Several areas were also examined where undetected issues might be affecting business performance. Water trough space was highlighted as one area for improvement. Still, Margo believes, despite the figures indicating there may be a shortfall of space, it is unlikely to be a limiting factor.
“Our troughs are spring-fed, so we invested in a pump to ensure the troughs fill very quickly when several cows drink at once. We never see queues at the troughs, so we believe the cows all have adequate access to fresh water,” she says.
Margo and Willie hope it is the start of a journey to revisit areas highlighted in the report to drive improved margins, such as elements of cow health, as possible areas for attention.
“Transition cows and youngstock are things we would like to look at in the future,” says Willie. “Silage is the key issue for us at the moment, so we have chosen to address this now, but we hope to work with Alltech going forward to look at these elements in more depth.
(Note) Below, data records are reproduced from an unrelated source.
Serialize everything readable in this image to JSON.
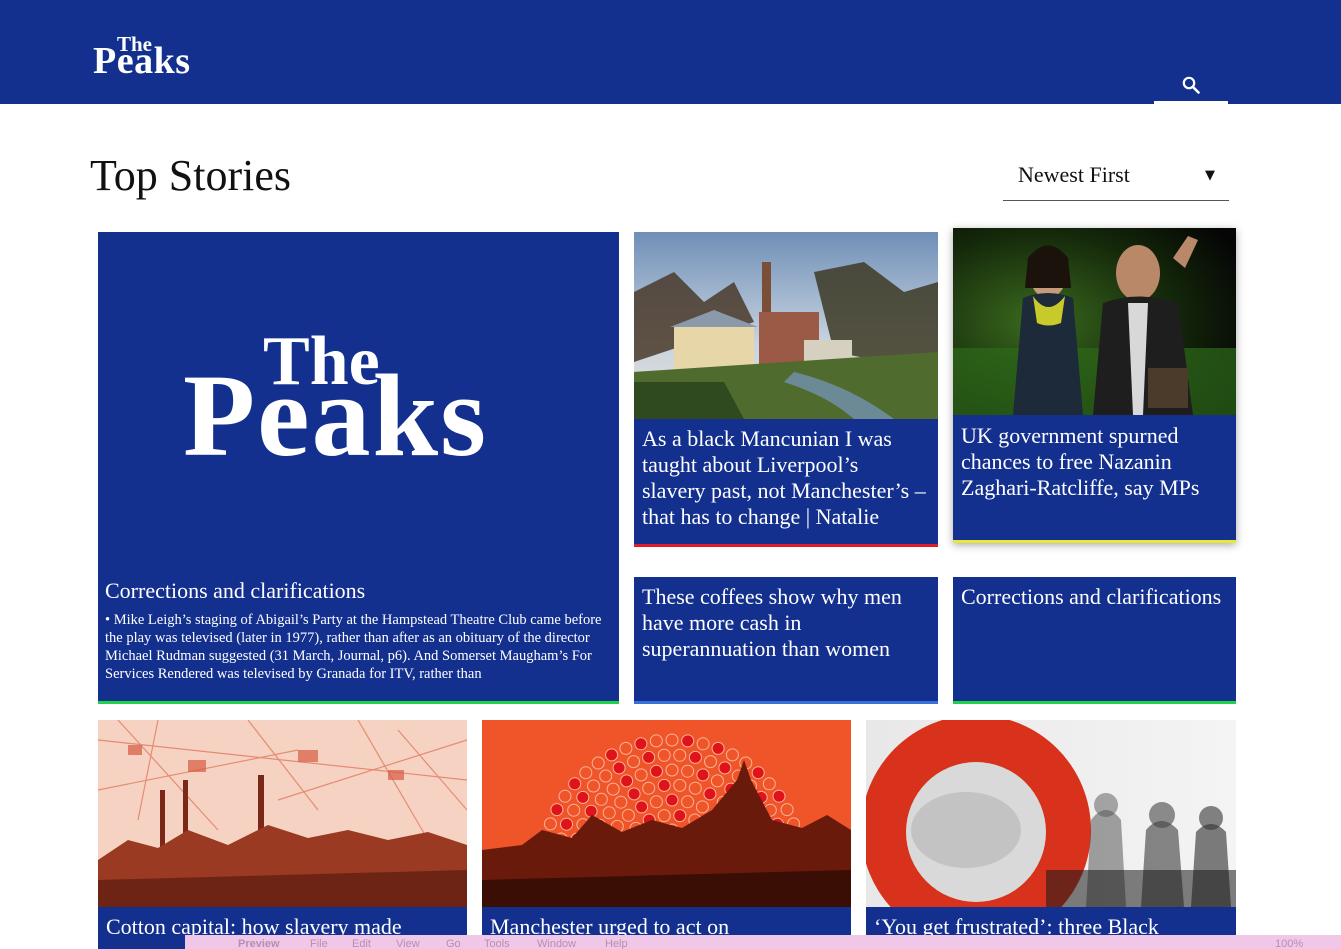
{
  "header": {
    "logo_the": "The",
    "logo_peaks": "Peaks",
    "search_icon": "search-icon",
    "brand_color": "#13308f"
  },
  "main": {
    "title": "Top Stories",
    "sort_label": "Newest First",
    "sort_caret": "▼"
  },
  "cards": {
    "lead": {
      "logo_the": "The",
      "logo_peaks": "Peaks",
      "headline": "Corrections and clarifications",
      "excerpt": "• Mike Leigh’s staging of Abigail’s Party at the Hampstead Theatre Club came before the play was televised (later in 1977), rather than after as an obituary of the director Michael Rudman suggested (31 March, Journal, p6). And Somerset Maugham’s For Services Rendered was televised by Granada for ITV, rather than",
      "accent": "#20d24a"
    },
    "c2": {
      "headline": "As a black Mancunian I was taught about Liverpool’s slavery past, not Manchester’s – that has to change | Natalie",
      "accent": "#e01b2a"
    },
    "c3": {
      "headline": "UK government spurned chances to free Nazanin Zaghari-Ratcliffe, say MPs",
      "accent": "#e9e83a"
    },
    "c4": {
      "headline": "These coffees show why men have more cash in superannuation than women",
      "accent": "#3a6fd6"
    },
    "c5": {
      "headline": "Corrections and clarifications",
      "accent": "#20d24a"
    },
    "c6": {
      "headline": "Cotton capital: how slavery made"
    },
    "c7": {
      "headline": "Manchester urged to act on"
    },
    "c8": {
      "headline": "‘You get frustrated’: three Black"
    }
  },
  "menubar": {
    "apple": "",
    "app": "Preview",
    "file": "File",
    "edit": "Edit",
    "view": "View",
    "go": "Go",
    "tools": "Tools",
    "window": "Window",
    "help": "Help",
    "zoom": "100%"
  }
}
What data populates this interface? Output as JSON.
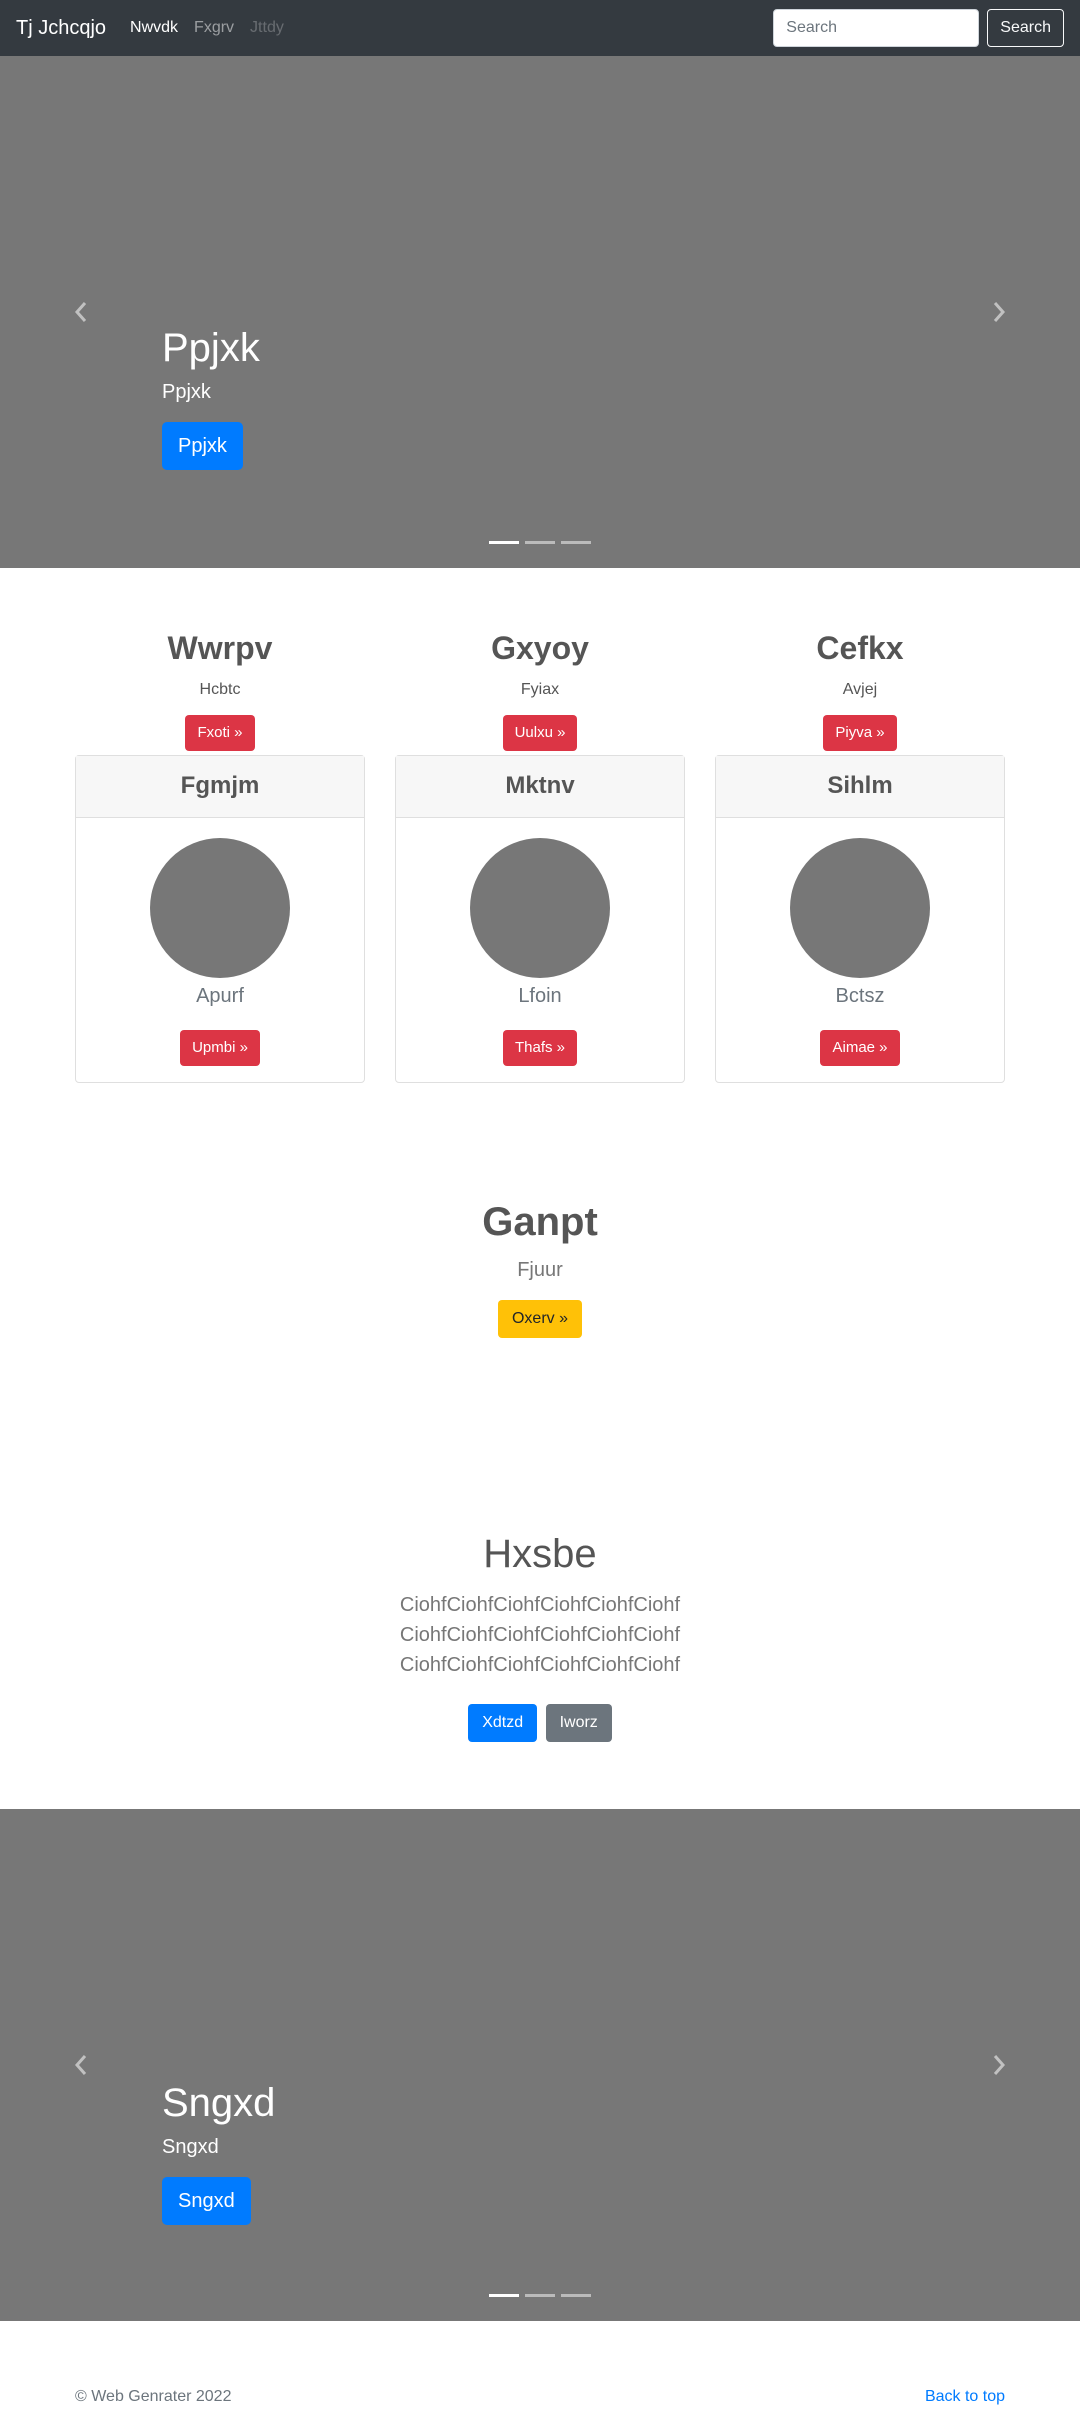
{
  "navbar": {
    "brand": "Tj Jchcqjo",
    "links": [
      {
        "label": "Nwvdk",
        "state": "active"
      },
      {
        "label": "Fxgrv",
        "state": "normal"
      },
      {
        "label": "Jttdy",
        "state": "disabled"
      }
    ],
    "search": {
      "placeholder": "Search",
      "button_label": "Search"
    }
  },
  "hero_carousel": {
    "title": "Ppjxk",
    "subtitle": "Ppjxk",
    "button_label": "Ppjxk",
    "prev_icon": "chevron-left-icon",
    "next_icon": "chevron-right-icon",
    "slide_count": 3,
    "active_slide": 1
  },
  "features": [
    {
      "title": "Wwrpv",
      "subtitle": "Hcbtc",
      "button_label": "Fxoti »"
    },
    {
      "title": "Gxyoy",
      "subtitle": "Fyiax",
      "button_label": "Uulxu »"
    },
    {
      "title": "Cefkx",
      "subtitle": "Avjej",
      "button_label": "Piyva »"
    }
  ],
  "cards": [
    {
      "header": "Fgmjm",
      "text": "Apurf",
      "button_label": "Upmbi »"
    },
    {
      "header": "Mktnv",
      "text": "Lfoin",
      "button_label": "Thafs »"
    },
    {
      "header": "Sihlm",
      "text": "Bctsz",
      "button_label": "Aimae »"
    }
  ],
  "ganpt": {
    "title": "Ganpt",
    "subtitle": "Fjuur",
    "button_label": "Oxerv »"
  },
  "hxsbe": {
    "title": "Hxsbe",
    "text": "CiohfCiohfCiohfCiohfCiohfCiohf CiohfCiohfCiohfCiohfCiohfCiohf CiohfCiohfCiohfCiohfCiohfCiohf",
    "primary_label": "Xdtzd",
    "secondary_label": "Iworz"
  },
  "bottom_carousel": {
    "title": "Sngxd",
    "subtitle": "Sngxd",
    "button_label": "Sngxd",
    "prev_icon": "chevron-left-icon",
    "next_icon": "chevron-right-icon",
    "slide_count": 3,
    "active_slide": 1
  },
  "footer": {
    "copyright": "© Web Genrater 2022",
    "back_to_top": "Back to top"
  },
  "colors": {
    "navbar_bg": "#343a40",
    "carousel_bg": "#777777",
    "primary": "#007bff",
    "danger": "#dc3545",
    "warning": "#ffc107",
    "secondary": "#6c757d"
  }
}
“We have bought into the approach, and we have adopted Alltech’s recommendations from start to finish, and we are confident we will reap the rewards. Alltech provided the science and the evidence so we could convince the rest of our team to tackle the hidden waste we had accepted in the past.”
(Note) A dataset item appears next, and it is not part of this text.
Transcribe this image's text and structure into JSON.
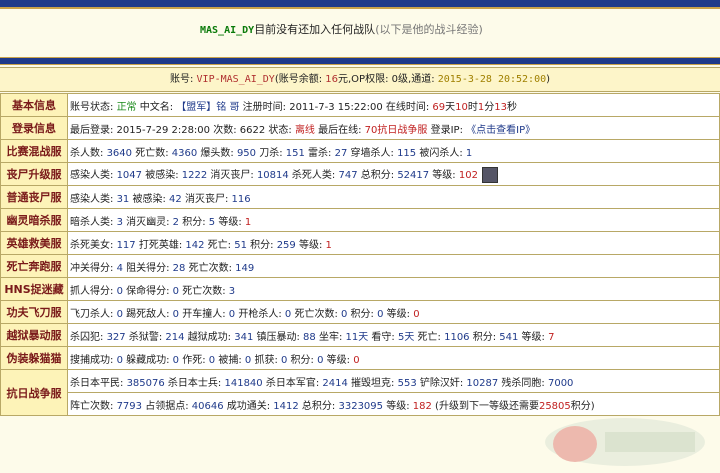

Looking ahead, the couple is confident of more site visits in the future and will soon focus on opening the pit and carrying out some more density testing and comparing the different areas.
“Having someone else there to ask the questions meant we were focusing on areas that we perhaps already knew we should be doing something about,” says Margo. “It was often simple things, but it prompted us to take action.”
- The milking herd of 238 pedigree Holstein Friesians is entirely closed, and the milk is sold to Mullerfor Sainsbury’s.
- The herd is year-round calving; the milking herd is housed 365 days a year in a state-of-the-art new-build facility.
- Mitchell (Drumdreel) Partners rear their own replacements, and around 280 followers are kept on the farm at any one time, together with about 30 bull calves.
- Average yield is 9,800+ litres/cow/year, fat content is 3.77% and protein is 3.44%
- Feed conversion efficiency is currently 1.4, TMR cost per kilogram of dry matter intake (DMI) is 20p/kilogram and somatic cell count is 165k.
- Drumdreel Farm is near Strathmiglo, Fife, and extends to 243 hectares (600 acres).
- Of this acreage, approximately 101 hectares (250 acres) is temporary grass, with two fields of permanent pasture.
- A further 101 hectares (250 acres) of spring barley is grown, plus 40 hectares (100 acres) of potatoes.
- Robert Mitchell moved to Drumdreel Farm when he was two, in 1945. Robert and wife Betty were initially tenants but bought the farm in 2009.
- Margo has lived at the farm all her life but began taking a more active role in 2008.
- Her husband, Willie, is a former secondary deputy headteacher but took early retirement two years ago to work on the farm.